Folks, fall is here. Last week had many 50 degree days, and I craved hot, savory soup to warm me up (and make me hate the cold less :). I know in December I’ll be wishing for 50 degree weather. Also the weather apparently decided to be high of 87 today!).
Sweet potatoes are filling, flavorful, and healthy–a triple threat–and I prefer them to regular potatoes any day of the week (plus, they make everything a beautiful orange). In order to capture the earthy richness exemplary of the autumn season, I added lots of chopped sweet onion and an abundance of fresh rosemary. This creamy, savory soup with little rosemary flecks will surely delight your senses.
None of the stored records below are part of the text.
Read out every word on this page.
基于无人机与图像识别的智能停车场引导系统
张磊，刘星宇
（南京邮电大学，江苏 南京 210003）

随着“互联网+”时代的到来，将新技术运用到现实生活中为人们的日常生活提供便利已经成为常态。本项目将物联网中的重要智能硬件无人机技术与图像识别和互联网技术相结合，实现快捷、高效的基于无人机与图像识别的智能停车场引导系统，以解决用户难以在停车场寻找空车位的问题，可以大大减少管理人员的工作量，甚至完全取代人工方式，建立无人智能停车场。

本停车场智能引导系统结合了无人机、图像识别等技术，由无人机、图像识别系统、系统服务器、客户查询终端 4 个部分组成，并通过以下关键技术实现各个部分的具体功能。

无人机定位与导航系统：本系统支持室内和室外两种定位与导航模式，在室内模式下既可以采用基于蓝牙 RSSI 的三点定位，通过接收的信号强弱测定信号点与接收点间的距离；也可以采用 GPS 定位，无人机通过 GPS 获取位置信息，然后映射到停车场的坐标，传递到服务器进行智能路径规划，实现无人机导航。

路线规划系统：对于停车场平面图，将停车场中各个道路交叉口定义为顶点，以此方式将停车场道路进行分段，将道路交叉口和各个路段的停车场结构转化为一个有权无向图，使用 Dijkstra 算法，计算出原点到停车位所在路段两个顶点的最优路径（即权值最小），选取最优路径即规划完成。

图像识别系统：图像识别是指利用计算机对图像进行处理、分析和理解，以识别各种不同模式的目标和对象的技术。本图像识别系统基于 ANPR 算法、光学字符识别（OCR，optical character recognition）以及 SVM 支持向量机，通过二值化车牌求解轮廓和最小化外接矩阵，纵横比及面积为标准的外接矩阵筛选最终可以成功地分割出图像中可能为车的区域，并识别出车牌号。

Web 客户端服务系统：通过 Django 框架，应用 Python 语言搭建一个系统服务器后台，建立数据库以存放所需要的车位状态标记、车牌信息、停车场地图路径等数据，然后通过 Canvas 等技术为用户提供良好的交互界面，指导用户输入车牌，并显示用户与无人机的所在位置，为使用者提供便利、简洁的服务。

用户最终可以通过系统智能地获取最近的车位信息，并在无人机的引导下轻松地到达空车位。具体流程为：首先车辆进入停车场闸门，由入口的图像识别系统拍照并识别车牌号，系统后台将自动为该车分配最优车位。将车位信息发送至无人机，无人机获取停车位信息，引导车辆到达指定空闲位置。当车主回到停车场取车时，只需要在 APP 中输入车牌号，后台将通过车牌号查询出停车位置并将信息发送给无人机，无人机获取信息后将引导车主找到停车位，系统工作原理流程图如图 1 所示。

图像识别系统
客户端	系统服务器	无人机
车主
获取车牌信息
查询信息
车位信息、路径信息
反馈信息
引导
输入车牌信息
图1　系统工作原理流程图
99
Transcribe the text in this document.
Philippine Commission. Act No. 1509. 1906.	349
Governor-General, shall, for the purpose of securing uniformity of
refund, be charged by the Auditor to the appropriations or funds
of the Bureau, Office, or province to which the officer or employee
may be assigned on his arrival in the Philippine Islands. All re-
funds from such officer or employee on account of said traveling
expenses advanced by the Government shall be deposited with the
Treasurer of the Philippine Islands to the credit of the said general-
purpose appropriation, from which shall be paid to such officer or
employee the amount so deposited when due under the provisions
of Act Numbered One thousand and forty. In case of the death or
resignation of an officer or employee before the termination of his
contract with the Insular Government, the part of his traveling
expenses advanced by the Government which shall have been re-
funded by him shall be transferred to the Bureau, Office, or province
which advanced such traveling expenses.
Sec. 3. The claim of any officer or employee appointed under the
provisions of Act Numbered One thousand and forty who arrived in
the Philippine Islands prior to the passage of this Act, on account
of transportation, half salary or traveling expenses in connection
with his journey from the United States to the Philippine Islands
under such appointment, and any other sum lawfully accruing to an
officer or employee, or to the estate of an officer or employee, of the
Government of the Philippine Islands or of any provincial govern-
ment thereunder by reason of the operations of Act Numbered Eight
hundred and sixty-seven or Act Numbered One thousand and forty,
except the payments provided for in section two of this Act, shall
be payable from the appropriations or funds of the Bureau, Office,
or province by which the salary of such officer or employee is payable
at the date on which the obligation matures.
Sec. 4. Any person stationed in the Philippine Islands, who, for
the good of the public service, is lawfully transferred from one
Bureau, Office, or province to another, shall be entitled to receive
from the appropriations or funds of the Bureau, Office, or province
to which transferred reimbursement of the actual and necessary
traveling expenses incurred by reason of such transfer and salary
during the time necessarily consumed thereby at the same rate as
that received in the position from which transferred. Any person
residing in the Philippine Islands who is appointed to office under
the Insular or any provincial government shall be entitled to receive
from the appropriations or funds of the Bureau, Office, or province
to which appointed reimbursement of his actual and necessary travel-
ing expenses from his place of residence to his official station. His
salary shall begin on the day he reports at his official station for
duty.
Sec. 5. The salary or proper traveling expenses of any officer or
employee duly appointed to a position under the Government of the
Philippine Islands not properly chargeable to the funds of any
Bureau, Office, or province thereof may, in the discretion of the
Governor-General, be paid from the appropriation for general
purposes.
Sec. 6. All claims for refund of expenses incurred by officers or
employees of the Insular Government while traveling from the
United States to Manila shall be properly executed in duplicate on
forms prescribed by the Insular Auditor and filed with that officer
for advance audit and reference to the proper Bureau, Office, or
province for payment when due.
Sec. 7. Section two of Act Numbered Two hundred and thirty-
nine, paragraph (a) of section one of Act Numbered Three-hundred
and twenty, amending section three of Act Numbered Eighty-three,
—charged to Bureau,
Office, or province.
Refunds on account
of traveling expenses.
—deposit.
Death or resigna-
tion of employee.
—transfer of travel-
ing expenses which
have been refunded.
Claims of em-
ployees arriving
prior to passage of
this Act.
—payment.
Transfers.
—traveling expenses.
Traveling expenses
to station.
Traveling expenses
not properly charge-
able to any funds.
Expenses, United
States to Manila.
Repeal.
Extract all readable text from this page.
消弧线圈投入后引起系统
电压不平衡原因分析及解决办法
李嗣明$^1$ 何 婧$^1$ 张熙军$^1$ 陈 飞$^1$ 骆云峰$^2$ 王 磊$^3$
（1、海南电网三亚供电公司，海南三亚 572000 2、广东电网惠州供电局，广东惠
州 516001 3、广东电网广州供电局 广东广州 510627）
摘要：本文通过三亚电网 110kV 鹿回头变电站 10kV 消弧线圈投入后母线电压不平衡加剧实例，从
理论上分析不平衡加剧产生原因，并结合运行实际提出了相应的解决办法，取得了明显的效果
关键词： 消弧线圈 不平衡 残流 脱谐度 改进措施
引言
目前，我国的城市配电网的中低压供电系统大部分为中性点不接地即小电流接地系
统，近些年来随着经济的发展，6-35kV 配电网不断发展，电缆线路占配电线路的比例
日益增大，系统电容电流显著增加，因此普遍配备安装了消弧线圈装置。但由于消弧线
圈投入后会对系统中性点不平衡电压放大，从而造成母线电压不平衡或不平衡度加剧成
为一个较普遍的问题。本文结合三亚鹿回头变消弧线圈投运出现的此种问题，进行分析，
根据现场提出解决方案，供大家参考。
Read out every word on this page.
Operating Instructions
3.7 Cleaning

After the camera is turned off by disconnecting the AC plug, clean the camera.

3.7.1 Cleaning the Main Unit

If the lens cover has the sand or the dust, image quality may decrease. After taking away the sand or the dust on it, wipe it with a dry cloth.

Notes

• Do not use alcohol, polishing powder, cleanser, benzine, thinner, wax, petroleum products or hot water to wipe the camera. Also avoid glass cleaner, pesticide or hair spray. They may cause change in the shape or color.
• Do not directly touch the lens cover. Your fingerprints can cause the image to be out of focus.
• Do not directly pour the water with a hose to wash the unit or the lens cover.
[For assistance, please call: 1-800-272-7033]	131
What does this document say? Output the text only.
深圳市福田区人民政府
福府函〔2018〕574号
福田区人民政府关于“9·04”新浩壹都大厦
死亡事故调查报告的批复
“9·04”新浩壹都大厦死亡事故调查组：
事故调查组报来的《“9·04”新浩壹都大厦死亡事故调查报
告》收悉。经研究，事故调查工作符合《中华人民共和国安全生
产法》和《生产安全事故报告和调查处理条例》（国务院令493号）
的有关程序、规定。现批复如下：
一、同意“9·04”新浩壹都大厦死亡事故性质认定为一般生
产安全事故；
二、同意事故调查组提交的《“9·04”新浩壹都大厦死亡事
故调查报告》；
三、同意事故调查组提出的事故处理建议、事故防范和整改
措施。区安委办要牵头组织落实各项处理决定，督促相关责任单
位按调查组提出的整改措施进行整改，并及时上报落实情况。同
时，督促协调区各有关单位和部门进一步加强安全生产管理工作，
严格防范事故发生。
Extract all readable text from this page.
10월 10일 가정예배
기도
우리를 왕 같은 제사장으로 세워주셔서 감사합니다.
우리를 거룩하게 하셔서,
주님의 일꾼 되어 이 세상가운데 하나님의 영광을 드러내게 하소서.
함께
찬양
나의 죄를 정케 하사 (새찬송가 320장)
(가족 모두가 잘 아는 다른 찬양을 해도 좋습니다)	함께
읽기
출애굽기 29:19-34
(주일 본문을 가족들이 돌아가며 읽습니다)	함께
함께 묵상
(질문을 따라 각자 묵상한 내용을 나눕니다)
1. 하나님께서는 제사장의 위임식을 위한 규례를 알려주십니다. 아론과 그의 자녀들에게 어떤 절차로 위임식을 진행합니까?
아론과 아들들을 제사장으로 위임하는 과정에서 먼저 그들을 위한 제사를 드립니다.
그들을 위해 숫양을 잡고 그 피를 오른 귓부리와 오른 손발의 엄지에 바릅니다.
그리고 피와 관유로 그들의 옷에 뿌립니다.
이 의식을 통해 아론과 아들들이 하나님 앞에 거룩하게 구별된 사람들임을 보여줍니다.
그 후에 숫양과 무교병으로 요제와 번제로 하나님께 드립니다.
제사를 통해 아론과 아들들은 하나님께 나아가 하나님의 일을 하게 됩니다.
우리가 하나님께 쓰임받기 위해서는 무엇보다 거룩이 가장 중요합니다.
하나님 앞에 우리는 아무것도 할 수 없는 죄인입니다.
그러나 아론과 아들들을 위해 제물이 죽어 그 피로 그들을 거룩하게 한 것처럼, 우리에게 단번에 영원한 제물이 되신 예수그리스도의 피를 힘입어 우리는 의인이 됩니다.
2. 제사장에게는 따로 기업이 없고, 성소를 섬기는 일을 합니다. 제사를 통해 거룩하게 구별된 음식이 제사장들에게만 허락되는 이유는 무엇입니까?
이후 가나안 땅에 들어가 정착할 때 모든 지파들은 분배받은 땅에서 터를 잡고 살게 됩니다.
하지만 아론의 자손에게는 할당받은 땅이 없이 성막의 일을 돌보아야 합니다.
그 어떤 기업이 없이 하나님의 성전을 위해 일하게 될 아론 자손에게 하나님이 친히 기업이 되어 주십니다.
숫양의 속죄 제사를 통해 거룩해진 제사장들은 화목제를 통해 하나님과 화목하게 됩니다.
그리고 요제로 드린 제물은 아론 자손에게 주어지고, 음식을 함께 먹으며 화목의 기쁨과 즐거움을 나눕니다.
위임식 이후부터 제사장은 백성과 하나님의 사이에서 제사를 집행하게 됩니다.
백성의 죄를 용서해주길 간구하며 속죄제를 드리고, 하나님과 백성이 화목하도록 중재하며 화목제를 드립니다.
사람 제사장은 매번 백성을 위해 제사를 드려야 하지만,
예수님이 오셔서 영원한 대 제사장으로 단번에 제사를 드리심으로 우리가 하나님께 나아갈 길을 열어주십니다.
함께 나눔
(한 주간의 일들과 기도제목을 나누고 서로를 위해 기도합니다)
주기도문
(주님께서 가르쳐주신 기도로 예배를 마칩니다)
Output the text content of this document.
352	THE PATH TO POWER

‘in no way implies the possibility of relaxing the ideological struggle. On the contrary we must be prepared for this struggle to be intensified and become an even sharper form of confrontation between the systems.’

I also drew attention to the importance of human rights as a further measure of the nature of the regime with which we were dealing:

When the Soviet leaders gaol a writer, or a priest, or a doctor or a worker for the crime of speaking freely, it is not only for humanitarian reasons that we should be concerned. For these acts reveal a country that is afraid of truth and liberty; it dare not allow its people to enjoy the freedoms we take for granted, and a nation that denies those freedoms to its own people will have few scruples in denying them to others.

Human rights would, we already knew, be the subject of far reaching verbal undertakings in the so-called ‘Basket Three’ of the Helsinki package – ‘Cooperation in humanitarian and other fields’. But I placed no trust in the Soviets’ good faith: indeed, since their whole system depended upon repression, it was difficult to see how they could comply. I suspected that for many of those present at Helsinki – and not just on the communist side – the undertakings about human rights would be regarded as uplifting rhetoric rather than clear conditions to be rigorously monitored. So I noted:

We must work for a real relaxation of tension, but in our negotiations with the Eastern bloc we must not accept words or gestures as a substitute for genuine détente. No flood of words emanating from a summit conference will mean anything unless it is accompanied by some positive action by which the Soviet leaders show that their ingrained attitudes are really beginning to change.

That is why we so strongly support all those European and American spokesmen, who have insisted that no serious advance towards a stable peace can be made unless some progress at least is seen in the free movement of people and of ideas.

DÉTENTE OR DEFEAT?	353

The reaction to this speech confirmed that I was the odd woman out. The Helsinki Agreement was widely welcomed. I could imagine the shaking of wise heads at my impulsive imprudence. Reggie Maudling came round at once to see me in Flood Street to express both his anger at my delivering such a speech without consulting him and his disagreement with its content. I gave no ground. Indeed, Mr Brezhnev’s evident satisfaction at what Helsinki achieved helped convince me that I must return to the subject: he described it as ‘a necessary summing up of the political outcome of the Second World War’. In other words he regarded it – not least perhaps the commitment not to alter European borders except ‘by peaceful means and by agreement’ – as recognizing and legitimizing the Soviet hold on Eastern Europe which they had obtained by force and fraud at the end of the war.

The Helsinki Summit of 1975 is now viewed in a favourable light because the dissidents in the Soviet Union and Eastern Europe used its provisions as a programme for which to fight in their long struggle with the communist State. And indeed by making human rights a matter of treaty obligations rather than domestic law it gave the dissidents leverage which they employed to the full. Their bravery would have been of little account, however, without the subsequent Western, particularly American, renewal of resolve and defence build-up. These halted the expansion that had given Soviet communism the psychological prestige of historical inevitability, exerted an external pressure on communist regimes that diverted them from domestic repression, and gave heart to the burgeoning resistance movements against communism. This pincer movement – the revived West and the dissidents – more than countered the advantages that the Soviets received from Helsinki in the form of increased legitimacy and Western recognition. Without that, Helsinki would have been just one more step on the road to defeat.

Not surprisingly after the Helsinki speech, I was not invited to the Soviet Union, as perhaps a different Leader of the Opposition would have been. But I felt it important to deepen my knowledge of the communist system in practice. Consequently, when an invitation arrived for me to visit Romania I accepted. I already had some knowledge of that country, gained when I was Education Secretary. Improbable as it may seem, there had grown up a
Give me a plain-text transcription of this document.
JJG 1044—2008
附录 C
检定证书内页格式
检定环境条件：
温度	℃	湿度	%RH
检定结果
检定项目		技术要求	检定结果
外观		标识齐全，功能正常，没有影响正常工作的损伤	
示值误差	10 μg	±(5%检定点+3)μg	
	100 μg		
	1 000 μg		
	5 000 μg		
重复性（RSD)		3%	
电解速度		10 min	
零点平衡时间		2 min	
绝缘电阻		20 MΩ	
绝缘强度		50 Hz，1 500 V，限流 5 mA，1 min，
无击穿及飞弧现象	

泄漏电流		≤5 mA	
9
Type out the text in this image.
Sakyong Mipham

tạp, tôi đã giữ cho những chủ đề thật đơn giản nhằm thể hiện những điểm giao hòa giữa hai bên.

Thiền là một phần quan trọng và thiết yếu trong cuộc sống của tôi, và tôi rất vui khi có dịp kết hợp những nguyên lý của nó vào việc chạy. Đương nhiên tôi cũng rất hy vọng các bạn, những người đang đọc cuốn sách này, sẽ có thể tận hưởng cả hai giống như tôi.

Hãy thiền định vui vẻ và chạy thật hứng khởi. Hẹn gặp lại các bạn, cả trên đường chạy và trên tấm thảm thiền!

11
In order to achieve a really smooth consistency with no graininess or fibrous bits from the veggies, I strained the soup through a fine mesh sieve. It takes some extra time, but I think it’s worth it for the super creamy soup.
Rosemary Infused Sweet Potato Soup
4 tsp olive oil
2 large sweet onions, chopped
2 celery stalks, chopped
2 carrots, chopped
4 rosemary sprigs, stem removed
2 lbs sweet potatoes, scrubbed & cubed
1/4 cup white wine (optional)
6 cups water
3/4 tsp salt + more to taste
- Heat oil in a large stock pot. Saute onions over medium-high heat for 8-10 minutes until they are soft and browned. Add celery, carrots, rosemary, and sweet potatoes and cook for 6-8 minutes, stirring occasionally.
- Deglaze pan with white wine or 1/4 cup of water. Add remaining ingredients and bring to a boil.
- Cover and simmer for 45 minutes.
- Using a stick blender, blend soup until it has reached a smooth consistency. Strain soup through a fine sieve. Serve hot.